North Korean leader Kim Jong-Il has visited several venues in a northeastern province where preparations for a controversial rocket launch are under way, state media reported.
Kim visited the birthplace in Hoeryong town of his mother Kim Jong-Suk, who died in 1949 when he was seven, the official Korean Central News Agency (KCNA) said on Wednesday.
The town is in North Hamkyong province, where the coastal missile launch site at Musudan-ri is located. Kim's visit to her birthplace and other venues was the latest in a series in the province to be reported in recent days.
The leader also visited a food processing and cigarette factory, the local branch of the central bank and a middle school, KCNA said in its report.
North Korea announced Tuesday it was preparing to launch an "experimental communications satellite" from its Musudan-ri site.

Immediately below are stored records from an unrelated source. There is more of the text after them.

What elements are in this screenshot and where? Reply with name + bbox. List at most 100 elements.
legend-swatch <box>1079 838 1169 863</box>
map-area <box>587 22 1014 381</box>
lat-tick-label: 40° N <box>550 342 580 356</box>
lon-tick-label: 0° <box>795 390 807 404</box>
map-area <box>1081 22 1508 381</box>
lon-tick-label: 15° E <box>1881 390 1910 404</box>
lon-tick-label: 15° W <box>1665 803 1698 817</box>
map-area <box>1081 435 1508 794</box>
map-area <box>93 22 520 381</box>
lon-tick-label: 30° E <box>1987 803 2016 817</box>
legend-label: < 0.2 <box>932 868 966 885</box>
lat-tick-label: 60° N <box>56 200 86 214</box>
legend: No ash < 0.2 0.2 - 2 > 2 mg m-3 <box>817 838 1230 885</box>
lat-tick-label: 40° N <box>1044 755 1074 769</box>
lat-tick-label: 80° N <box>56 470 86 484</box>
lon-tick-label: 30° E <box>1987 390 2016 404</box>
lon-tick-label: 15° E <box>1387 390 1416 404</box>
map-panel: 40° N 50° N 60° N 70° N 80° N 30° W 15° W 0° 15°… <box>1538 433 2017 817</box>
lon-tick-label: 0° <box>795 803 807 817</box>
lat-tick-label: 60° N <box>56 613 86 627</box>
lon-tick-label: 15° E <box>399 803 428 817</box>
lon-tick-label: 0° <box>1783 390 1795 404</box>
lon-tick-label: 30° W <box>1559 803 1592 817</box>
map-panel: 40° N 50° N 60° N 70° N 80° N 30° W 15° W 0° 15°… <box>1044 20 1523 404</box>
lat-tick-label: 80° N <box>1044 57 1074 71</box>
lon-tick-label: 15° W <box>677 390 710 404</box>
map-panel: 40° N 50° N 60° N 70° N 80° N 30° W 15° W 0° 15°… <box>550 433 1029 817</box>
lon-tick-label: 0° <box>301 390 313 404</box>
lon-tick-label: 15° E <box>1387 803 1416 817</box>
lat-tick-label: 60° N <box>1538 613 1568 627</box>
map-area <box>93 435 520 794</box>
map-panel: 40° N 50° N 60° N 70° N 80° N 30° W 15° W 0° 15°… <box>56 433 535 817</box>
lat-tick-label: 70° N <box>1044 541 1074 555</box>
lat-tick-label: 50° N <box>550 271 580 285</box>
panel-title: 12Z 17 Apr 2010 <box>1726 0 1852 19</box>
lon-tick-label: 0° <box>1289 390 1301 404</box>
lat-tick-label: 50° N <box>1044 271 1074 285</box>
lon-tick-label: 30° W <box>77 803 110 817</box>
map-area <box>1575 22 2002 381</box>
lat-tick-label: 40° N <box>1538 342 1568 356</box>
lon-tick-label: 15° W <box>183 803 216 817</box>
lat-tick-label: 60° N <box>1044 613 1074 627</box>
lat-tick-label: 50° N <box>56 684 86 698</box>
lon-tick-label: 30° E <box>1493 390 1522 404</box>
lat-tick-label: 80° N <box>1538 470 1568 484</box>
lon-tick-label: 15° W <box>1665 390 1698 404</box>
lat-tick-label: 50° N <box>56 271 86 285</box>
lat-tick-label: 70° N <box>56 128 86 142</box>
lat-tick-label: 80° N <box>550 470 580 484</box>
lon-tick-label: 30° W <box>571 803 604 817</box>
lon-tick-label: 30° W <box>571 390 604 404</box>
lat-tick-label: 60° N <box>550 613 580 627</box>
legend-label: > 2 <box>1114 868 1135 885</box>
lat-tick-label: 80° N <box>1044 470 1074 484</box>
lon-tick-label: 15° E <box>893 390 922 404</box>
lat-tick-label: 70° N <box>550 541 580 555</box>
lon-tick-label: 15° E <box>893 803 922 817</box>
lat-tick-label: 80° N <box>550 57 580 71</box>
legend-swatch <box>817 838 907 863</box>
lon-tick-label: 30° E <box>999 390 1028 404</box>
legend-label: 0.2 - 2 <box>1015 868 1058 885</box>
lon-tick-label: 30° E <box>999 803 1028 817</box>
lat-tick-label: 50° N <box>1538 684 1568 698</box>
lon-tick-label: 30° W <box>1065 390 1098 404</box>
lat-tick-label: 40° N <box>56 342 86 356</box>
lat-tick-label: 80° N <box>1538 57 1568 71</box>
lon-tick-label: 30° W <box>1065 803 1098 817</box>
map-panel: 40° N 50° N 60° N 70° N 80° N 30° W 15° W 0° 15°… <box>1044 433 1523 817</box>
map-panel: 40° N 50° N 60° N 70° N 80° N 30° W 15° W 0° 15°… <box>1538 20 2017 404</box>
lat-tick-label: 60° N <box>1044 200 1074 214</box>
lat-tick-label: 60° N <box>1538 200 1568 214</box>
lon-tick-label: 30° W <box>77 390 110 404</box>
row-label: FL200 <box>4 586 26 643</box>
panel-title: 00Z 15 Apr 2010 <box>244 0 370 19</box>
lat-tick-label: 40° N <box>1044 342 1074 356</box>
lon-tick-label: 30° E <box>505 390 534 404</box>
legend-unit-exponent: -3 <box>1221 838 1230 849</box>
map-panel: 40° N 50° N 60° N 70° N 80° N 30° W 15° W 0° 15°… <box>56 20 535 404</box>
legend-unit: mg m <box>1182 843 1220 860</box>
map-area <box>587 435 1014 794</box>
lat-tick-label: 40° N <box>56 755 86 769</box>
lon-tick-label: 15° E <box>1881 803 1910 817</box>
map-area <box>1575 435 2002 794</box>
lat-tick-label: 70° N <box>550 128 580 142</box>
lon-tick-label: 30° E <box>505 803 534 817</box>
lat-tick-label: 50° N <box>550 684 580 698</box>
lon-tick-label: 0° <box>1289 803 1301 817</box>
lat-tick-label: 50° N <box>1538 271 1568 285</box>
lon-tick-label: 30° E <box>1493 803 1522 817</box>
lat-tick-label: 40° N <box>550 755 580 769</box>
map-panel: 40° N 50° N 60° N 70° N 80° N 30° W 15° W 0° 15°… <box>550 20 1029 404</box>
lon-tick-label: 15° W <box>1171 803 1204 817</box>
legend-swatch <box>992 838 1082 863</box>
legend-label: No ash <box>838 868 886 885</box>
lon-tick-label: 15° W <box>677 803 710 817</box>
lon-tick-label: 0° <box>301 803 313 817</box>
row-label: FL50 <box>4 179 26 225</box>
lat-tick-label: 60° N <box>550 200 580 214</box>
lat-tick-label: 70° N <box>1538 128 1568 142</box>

US and South Korean officials say any such exercise -- whether to launch a satellite or to test a missile -- would violate UN resolutions adopted after the communist state's last missile tests in 2006.
Intelligence reports say the North is readying its longest-range missile, the Taepodong-2, which could theoretically reach Alaska. The North did not say when the launch would take place.
Seoul's Unification Ministry could not say whether Kim's extensive trip was related to the launch or just part of his regular public activities.